La décision vient de tomber, et elle n’est pas favorable aux internautes. Les sages ont validé le texte du projet de loi Hadopi 2, et repoussé l’essentiel des arguments défendus par l’opposition contre l’ordonnance pénale ou la suspension de l’accès à Internet. Mise à jour : notre première analyse de la décision est en ligne.

C’est une fumée gris foncée qui est sortie des cheminées du Palais-Royal… Les sages, enfermés toute la matinée derrière les portes scellées du Conseil Constitutionnel, ont fait connaître au peuple leur décision. C’est un « oui », avec une petite réserve. Ils valident l’essentiel de la loi de protection pénale de la propriété littéraire et artistique sur Internet, la fameuse Hadopi 2, à l’exception de l’article 6.II sur la possibilité pour le juge des référés de se prononcer sur les dommages et intérêts.

C’est une victoire politique pour Nicolas Sarkozy, qui avait promis qu’il irait « jusqu’au bout » pour faire adopter le projet de loi. Peu importe, finalement, s’il est ou non appliqué dans les faits. L’essentiel était le message adressé aux Français : ne piratez plus, ou votre accès à Internet sera suspendu.

Le communiqué du Conseil Constitutionnel :

Le 22 octobre 2009, par sa décision n° 2009-590 DC, le Conseil constitutionnel a examiné le recours dont il avait été saisi par plus de soixante députés à l’encontre de la loi relative à la protection pénale de la propriété littéraire et artistique sur internet dite  » Loi Hadopi 2 « .

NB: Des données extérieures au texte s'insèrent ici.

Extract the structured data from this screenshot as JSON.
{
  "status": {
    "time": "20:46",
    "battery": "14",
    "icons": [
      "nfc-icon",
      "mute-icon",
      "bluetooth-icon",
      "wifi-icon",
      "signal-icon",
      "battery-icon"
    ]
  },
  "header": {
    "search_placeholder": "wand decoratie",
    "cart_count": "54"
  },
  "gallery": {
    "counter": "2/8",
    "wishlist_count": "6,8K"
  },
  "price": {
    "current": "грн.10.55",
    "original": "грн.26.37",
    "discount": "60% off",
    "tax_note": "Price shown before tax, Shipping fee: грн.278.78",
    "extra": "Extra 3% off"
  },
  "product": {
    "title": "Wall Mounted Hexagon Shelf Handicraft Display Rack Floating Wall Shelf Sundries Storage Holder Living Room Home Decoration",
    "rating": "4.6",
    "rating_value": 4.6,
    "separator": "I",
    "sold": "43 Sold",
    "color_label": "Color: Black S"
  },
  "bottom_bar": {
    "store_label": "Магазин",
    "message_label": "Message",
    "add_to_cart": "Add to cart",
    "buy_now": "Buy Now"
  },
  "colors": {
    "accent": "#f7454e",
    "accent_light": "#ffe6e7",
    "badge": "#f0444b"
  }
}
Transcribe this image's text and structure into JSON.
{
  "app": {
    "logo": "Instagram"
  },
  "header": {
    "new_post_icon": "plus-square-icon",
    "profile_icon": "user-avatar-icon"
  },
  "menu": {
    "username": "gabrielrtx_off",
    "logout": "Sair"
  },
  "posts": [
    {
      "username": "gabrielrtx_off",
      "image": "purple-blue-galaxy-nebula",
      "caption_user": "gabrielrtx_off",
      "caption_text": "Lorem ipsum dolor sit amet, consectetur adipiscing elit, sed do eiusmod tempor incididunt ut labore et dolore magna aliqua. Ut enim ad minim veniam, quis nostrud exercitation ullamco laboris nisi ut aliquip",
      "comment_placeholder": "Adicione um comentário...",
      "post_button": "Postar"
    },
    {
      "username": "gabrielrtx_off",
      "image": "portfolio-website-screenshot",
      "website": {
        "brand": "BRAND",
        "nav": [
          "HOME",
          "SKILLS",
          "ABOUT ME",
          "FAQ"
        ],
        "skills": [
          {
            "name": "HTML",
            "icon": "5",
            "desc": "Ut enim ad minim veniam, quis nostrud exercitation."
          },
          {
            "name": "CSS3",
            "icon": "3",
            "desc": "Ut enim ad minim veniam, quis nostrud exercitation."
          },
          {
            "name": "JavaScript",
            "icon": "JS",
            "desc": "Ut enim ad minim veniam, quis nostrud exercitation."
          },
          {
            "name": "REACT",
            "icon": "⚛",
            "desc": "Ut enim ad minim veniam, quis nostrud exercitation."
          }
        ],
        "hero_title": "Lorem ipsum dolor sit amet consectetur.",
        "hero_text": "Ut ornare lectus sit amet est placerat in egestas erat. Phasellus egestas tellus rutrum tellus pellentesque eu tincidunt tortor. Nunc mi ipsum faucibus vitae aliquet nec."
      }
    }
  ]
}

À la suite de la loi du 12 juin 2009 dite  » Hadopi 1 « , partiellement censurée par le Conseil constitutionnel (n° 2009-580 DC du 12 juin 2009), la loi  » Hadopi 2  » poursuit deux orientations principales. D’une part, elle soumet le jugement des délits de contrefaçon commis sur internet à des règles de procédure pénale particulières. D’autre part, elle institue deux peines complémentaires, délictuelle et contraventionnelle, de suspension de l’accès à un service de communication au public en ligne.

Les députés requérants contestaient ces orientations et soulevaient des griefs à l’encontre des articles 1er, 6, 7, 8 et 11. Le Conseil a rejeté l’ensemble de ces griefs à l’exception de celui dirigé contre l’article 6.II de la loi. Il a, sur ce point, censuré la disposition relative au prononcé de dommages et intérêts civils par le juge de l’ordonnance pénale.

I – L’article 1er de la loi porte sur la HADOPI et les pouvoirs de ses membres et de ses agents. Les requérants soutenaient que ces dispositions étaient obscures et ambiguës et demandaient au Conseil constitutionnel de les interpréter. Le Conseil a écarté ce grief au regard des termes clairs de la loi qu’il incombera aux autorités judiciaires d’appliquer.

L’article 6 institue une procédure pénale spécifique applicable aux délits de contrefaçon commis par internet (jugement à juge unique et procédure simplifiée de l’ordonnance pénale). Le Conseil constitutionnel a déjà eu l’occasion de juger cette procédure conforme à la Constitution (Décision n° 2002-461 DC du 29 août 2002). Il a confirmé cette jurisprudence et écarté les griefs des requérants contestant cette procédure pénale.

L’article 7 instaure une peine complémentaire, délictuelle, de suspension de l’accès à internet. Cette instauration ne méconnaît ni le principe de nécessité des peines ni le principe d’égalité devant la loi. Elle n’est notamment pas caractérisée par une disproportion manifeste entre l’infraction et la peine
encourue. Son instauration relevait donc du pouvoir général d’appréciation du législateur.

L’article 8 instaure la même peine complémentaire de suspension de l’accès à internet en matière contraventionnelle. Il reviendra au pouvoir réglementaire de définir les éléments constitutifs de cette infraction, dont le Conseil constitutionnel n’est pas saisi. Dès lors, le grief ne pouvait qu’être écarté.

II – Le Conseil constitutionnel a censuré les dispositions de l’article 6.II de la loi permettant au juge de statuer par ordonnance pénale sur la demande de dommages et intérêts. Il a jugé que rien ne s’opposait à cette orientation mais qu’il incombait alors au législateur de fixer dans la loi les règles applicables et non de les renvoyer au décret. L’article 34 de la Constitution réserve en effet à la loi le soin de fixer les règles de procédure pénale. En l’espèce, le législateur a méconnu sa compétence ne fixant pas lui-même les précisions nécessaires à l’application de la loi. En conséquence, le Conseil constitutionnel a censuré, pour incompétence négative, à l’article 6.II de la loi, le deuxième alinéa de l’article 495-6-1 du code de procédure pénale.